The world of contemporary art curation appears to be beautifully controlled chaos at times–especially when you have less than a semester to do it! The learning curve has been huge, but Professor Zarobell has paid us the compliment of freedom to tackle our assignments in our own ways. This exhibition is not only teaching us the art of curation, but also the art of approaching artists and their culture with respect, and we are so excited to see the mosaic come together.

Interwoven: Indigenous Contemporary opens on November 16, 2015 and will remain open to the public until February 14, 2016. Admission is free of charge and hours for the Thacher Gallery, located in the Gleeson Library-Geschke Center, are noon to 6p.m. daily. We are also planning several programs in conjunction with the exhibition, including:

  • On November 18, 2015, opening festivities will include a student-moderated panel discussion with exhibiting artists Hulleah Tsinhnahjinnie, Katie Dorame, and Rye Purvis in the McLaren Conference Center Room 251, from 5pm – 6pm. Reception to follow will include a spoken-word blessing by Kanyon Sayers-Roods, and will be held from 6pm – 7:30pm in the Thacher Gallery, Gleeson Library.
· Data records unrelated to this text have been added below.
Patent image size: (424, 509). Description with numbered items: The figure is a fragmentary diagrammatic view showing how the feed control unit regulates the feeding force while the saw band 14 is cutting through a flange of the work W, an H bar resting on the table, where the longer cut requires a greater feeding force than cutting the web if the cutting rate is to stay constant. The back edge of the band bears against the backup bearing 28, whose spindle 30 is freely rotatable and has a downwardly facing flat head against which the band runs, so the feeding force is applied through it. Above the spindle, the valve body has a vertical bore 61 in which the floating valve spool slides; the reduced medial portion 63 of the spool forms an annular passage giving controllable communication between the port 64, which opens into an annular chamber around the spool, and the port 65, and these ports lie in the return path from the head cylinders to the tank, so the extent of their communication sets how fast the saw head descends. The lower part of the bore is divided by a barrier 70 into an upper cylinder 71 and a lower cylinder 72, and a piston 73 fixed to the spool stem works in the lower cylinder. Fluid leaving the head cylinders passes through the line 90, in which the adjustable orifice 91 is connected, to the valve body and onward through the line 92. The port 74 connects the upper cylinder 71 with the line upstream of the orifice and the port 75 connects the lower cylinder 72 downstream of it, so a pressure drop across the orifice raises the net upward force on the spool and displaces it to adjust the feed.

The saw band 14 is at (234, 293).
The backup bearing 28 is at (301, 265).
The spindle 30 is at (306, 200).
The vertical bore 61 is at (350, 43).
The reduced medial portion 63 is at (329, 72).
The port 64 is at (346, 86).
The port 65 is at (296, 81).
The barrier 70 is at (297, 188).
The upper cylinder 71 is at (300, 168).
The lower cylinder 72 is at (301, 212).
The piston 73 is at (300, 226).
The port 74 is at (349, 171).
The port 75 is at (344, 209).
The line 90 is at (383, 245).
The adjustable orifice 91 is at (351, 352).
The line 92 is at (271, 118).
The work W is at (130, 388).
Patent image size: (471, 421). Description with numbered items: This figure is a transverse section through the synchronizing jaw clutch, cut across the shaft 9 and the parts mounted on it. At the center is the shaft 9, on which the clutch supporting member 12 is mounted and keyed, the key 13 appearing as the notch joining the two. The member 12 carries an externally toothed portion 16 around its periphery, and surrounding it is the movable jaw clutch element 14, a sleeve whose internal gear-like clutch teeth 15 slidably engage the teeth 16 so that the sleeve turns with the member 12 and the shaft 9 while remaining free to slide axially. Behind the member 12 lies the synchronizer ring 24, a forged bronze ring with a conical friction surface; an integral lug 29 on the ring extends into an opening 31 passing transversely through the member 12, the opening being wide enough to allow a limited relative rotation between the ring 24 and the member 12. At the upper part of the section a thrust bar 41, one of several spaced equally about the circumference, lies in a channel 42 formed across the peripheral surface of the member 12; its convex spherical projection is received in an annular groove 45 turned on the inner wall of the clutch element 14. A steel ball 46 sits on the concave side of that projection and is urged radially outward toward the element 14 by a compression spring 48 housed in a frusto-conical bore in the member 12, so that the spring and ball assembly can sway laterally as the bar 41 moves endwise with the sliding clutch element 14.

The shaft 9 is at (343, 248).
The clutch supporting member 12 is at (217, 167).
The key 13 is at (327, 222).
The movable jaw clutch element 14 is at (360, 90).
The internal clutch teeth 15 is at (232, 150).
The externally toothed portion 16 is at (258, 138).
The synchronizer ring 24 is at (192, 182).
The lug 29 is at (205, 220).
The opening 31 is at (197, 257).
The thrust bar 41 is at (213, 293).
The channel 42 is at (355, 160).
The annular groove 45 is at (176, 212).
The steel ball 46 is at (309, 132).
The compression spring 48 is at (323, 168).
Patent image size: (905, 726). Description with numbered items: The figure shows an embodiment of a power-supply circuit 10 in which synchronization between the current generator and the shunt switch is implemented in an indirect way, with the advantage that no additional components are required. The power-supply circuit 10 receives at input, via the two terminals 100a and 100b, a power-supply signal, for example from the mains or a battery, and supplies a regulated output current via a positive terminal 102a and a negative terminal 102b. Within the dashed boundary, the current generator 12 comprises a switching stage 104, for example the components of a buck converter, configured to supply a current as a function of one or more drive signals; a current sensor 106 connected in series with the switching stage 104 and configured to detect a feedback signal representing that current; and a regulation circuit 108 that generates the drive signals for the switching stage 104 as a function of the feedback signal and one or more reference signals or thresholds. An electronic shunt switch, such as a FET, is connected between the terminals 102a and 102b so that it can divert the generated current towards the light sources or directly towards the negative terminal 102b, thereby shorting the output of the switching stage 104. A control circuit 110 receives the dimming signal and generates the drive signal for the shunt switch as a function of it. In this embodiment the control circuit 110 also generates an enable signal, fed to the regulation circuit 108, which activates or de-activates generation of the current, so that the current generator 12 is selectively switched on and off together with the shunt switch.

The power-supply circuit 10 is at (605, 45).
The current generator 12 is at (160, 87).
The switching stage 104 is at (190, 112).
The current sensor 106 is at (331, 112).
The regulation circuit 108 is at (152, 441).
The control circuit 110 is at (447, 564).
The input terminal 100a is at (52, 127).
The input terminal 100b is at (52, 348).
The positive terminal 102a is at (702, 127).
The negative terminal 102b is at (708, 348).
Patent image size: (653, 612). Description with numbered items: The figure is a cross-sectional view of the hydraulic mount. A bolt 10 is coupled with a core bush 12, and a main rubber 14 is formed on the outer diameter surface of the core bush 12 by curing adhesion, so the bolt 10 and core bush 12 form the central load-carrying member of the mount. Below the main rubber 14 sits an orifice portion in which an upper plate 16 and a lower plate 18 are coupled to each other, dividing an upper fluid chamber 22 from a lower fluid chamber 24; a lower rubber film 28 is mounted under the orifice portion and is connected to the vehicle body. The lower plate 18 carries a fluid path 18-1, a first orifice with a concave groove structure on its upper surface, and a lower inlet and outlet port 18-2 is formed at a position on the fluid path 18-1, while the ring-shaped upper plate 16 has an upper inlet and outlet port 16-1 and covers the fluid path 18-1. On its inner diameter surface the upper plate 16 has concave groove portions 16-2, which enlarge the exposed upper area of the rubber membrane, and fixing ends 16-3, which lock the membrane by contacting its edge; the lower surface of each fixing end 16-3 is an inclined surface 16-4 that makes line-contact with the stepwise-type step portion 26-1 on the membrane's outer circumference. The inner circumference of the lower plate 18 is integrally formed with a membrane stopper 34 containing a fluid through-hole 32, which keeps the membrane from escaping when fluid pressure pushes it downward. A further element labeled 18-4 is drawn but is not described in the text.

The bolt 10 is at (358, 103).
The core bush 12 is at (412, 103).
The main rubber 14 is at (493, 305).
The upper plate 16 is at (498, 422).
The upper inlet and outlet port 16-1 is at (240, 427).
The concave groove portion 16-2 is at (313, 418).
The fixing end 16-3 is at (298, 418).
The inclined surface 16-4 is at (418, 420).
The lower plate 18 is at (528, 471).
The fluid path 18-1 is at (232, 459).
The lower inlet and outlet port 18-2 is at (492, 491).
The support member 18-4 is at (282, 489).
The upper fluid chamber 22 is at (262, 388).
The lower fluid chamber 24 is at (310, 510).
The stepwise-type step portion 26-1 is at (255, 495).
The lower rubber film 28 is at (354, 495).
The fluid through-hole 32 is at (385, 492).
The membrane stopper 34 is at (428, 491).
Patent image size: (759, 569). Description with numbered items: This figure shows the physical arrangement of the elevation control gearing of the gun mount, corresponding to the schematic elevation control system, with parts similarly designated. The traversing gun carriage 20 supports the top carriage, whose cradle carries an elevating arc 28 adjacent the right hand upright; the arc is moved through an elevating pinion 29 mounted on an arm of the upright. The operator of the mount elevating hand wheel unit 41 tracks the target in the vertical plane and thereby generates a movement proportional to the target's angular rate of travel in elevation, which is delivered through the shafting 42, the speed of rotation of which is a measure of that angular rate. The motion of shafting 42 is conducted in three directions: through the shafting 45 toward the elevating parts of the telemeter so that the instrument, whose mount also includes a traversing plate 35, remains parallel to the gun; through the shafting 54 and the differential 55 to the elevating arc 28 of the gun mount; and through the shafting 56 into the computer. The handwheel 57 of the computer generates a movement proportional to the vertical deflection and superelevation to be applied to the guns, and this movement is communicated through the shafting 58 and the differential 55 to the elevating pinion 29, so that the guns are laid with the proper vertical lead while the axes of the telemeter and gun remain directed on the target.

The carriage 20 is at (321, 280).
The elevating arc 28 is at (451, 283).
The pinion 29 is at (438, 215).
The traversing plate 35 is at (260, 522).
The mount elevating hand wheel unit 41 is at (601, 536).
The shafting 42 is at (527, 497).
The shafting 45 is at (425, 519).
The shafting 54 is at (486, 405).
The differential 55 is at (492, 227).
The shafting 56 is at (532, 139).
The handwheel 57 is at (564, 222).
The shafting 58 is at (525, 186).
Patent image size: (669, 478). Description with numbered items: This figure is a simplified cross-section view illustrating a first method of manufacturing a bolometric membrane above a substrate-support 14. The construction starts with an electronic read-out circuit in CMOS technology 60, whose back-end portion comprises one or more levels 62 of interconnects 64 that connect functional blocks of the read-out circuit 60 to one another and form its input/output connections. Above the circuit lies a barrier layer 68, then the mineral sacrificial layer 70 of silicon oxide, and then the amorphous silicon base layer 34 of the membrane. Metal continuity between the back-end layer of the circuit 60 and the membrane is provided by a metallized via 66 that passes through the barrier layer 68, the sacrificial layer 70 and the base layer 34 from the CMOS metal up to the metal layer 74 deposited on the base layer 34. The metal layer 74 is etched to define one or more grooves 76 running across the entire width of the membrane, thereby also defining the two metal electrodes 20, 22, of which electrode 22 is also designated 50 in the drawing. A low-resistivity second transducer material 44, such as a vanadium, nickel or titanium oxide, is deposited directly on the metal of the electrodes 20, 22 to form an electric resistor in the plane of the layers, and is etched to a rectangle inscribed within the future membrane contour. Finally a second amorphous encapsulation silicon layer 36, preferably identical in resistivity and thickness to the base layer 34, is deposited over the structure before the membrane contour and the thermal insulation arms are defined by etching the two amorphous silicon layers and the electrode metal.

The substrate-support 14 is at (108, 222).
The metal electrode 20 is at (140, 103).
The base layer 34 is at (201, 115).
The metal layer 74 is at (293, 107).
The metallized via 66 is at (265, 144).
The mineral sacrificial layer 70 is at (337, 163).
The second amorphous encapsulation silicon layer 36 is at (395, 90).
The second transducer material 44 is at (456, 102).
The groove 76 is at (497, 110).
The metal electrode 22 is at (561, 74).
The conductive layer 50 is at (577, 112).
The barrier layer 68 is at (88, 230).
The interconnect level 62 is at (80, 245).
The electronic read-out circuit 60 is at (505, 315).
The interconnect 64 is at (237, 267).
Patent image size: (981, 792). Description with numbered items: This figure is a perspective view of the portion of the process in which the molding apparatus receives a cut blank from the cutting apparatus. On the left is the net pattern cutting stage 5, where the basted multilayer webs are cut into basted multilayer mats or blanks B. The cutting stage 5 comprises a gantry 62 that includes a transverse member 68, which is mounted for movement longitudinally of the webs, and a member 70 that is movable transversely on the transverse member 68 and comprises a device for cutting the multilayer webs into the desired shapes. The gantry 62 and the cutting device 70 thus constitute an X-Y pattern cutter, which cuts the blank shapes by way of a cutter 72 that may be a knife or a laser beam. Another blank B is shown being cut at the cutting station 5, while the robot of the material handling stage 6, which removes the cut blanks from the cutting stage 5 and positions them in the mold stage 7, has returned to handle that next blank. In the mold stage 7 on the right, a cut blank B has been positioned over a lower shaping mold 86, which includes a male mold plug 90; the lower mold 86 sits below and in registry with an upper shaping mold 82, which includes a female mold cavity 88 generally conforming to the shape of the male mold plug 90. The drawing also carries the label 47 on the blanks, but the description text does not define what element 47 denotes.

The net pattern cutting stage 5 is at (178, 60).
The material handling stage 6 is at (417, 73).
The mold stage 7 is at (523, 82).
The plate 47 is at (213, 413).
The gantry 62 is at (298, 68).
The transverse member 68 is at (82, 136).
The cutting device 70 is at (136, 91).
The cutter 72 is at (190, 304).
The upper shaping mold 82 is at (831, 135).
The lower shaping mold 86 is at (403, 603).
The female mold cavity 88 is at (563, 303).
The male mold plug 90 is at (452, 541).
  • Community Day will take place on the lawn outside the Gleeson Library-Geschke Center from noon to 3:00pm on November 21, 2015. Exhibiting artist Geri Montano will lead a family-friendly arti activity, and Tyler Hummingbird Peyron, will host a poetry/spoken word workshop.
  • Closing Ceremonies will begin on Thursday, February 11th, 2016 at 5:00 p.m. in the Thacher Gallery and will feature exhibiting artist James Luna.